Des nouveautés littéraires à 20 euros et plus, des DVD à 16 euros, des places de cinéma à près de 10 euros, des concerts à plus de 40 euros… Comment comptez-vous permettre aux produits culturels de devenir enfin plus abordables pour tous les Français ? Etes-vous favorable à une baisse de la TVA sur ces produits ?
La France est en première ligne dans la défense de l’exception culturelle. Cette démarche signifie une chose élémentaire : la culture est une valeur, pas simplement une activité économique. Je suis donc favorable à l’application du taux réduit de TVA à 5,5% sur l’ensemble des produits culturels. Et je prends l’engagement de me battre au niveau européen pour qu’il en soit ainsi.

Le marché français du disque, qui a reculé de près de 14% l’an passé d’après le Snep, connaît actuellement une crise profonde, provoquée pour partie par le téléchargement illégal sur Internet. La répression contre les internautes téléchargeurs vous parait-elle la seule voie à suivre pour endiguer le phénomène ?
Sans protection et rémunération des droits d’auteur, il n’y a pas de création ; mais dans le même temps, Internet constitue un modèle où certains créateurs peuvent mettre à disposition des œuvres libres de droits.
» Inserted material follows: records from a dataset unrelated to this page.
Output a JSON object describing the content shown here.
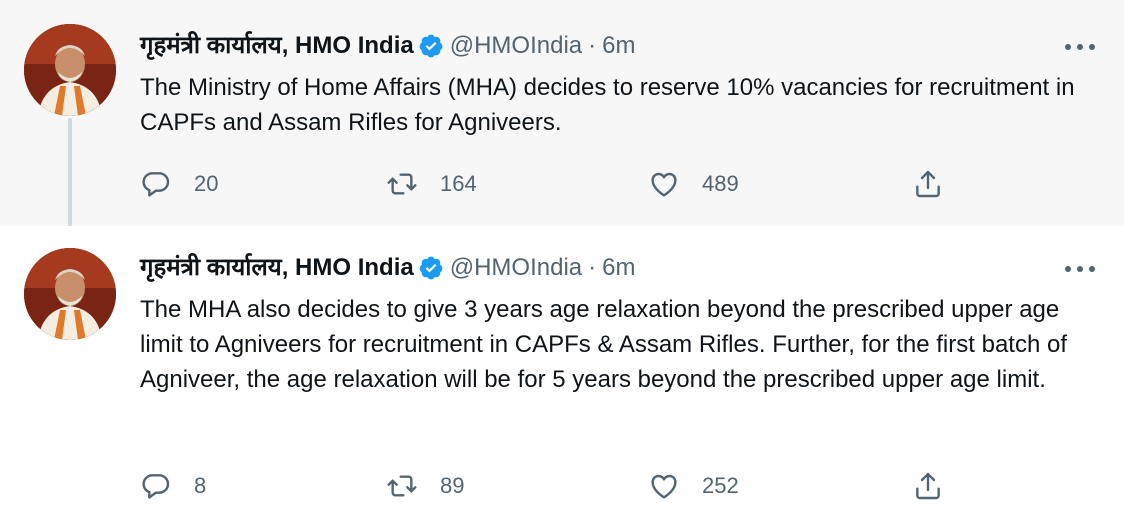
{
  "tweets": [
    {
      "author_name": "गृहमंत्री कार्यालय, HMO India",
      "handle": "@HMOIndia",
      "separator": "·",
      "time": "6m",
      "text": "The Ministry of Home Affairs (MHA) decides to reserve 10% vacancies for recruitment in CAPFs and Assam Rifles for Agniveers.",
      "replies": "20",
      "retweets": "164",
      "likes": "489"
    },
    {
      "author_name": "गृहमंत्री कार्यालय, HMO India",
      "handle": "@HMOIndia",
      "separator": "·",
      "time": "6m",
      "text": "The MHA also decides to give 3 years age relaxation beyond the prescribed upper age limit to Agniveers for recruitment in CAPFs & Assam Rifles. Further, for the first batch of Agniveer, the age relaxation will be for 5 years beyond the prescribed upper age limit.",
      "replies": "8",
      "retweets": "89",
      "likes": "252"
    }
  ],
  "icons": {
    "verified": "verified-badge-icon",
    "more": "more-options-icon",
    "reply": "reply-icon",
    "retweet": "retweet-icon",
    "like": "like-icon",
    "share": "share-icon"
  },
  "colors": {
    "verified_blue": "#1d9bf0",
    "text_primary": "#0f1419",
    "text_secondary": "#536471",
    "thread_line": "#cfd9de",
    "first_tweet_bg": "#f7f7f7"
  }
}
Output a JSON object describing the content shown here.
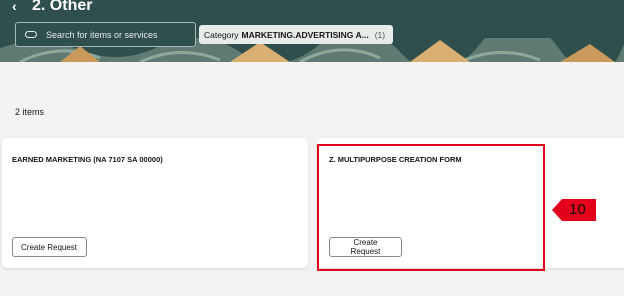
{
  "header": {
    "back_icon": "chevron-left-icon",
    "title": "2. Other",
    "background_color": "#2f4f4d"
  },
  "search": {
    "icon": "search-icon",
    "placeholder": "Search for items or services"
  },
  "filter_chip": {
    "label": "Category",
    "value": "MARKETING.ADVERTISING A...",
    "count": "(1)"
  },
  "results": {
    "count_label": "2 items"
  },
  "cards": [
    {
      "title": "EARNED MARKETING (NA 7107 SA 00000)",
      "button_label": "Create Request"
    },
    {
      "title": "Z. MULTIPURPOSE CREATION FORM",
      "button_label": "Create Request"
    }
  ],
  "annotation": {
    "step_number": "10",
    "color": "#e2001a"
  }
}
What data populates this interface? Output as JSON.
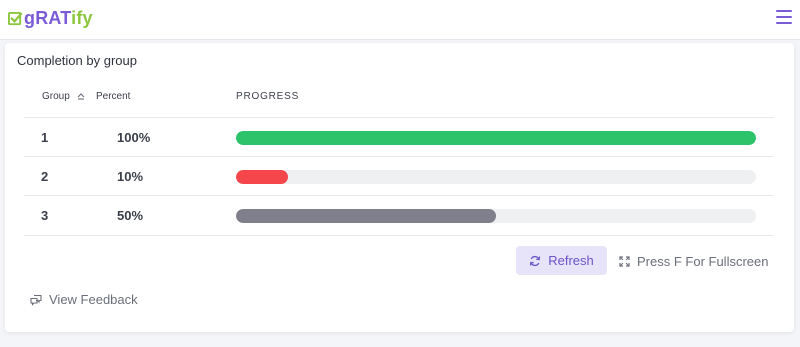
{
  "app": {
    "logo": {
      "part1": "g",
      "part2": "RAT",
      "part3": "ify"
    },
    "menu_icon": "hamburger-menu-icon"
  },
  "panel": {
    "title": "Completion by group",
    "columns": {
      "group": "Group",
      "percent": "Percent",
      "progress": "PROGRESS"
    },
    "rows": [
      {
        "group": "1",
        "percent_label": "100%",
        "progress": 1.0,
        "color": "#2cc36b"
      },
      {
        "group": "2",
        "percent_label": "10%",
        "progress": 0.1,
        "color": "#f5474b"
      },
      {
        "group": "3",
        "percent_label": "50%",
        "progress": 0.5,
        "color": "#80808c"
      }
    ],
    "refresh_label": "Refresh",
    "fullscreen_label": "Press F For Fullscreen",
    "feedback_label": "View Feedback"
  },
  "colors": {
    "accent": "#7a5bd6",
    "logo_green": "#8cc63f",
    "track": "#eff0f2"
  }
}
Lors de la discussion du projet de loi DADVSI, je me suis opposé au volet répressif, car il instituait, selon moi, une « police privée sur Internet » qui menaçait les droits des internautes sur leurs ordinateurs personnels.

Aujourd'hui, après la sortie en salles, les Français doivent attendre 6 mois pour acheter le DVD d’un film, 33 semaines pour le télécharger en VoD ou encore 9 mois pour le voir en « pay per view ». Allez-vous modifier ces règles pour permettre aux Français de consommer plus librement les œuvres audiovisuelles ?
Cette logique dans la production, la diffusion et l’exploitation des films en salles permet de rémunérer l’ensemble des acteurs de la chaîne. Mais j’observe également que plusieurs réalisateurs sont favorables à une évolution qui donnerait une « deuxième chance » à certains films qui n’ont pu rester assez longtemps à l’affiche. Cela aurait aussi l’avantage de réduire les phénomènes de piraterie ou de téléchargement illégal de films. Le débat est amorcé.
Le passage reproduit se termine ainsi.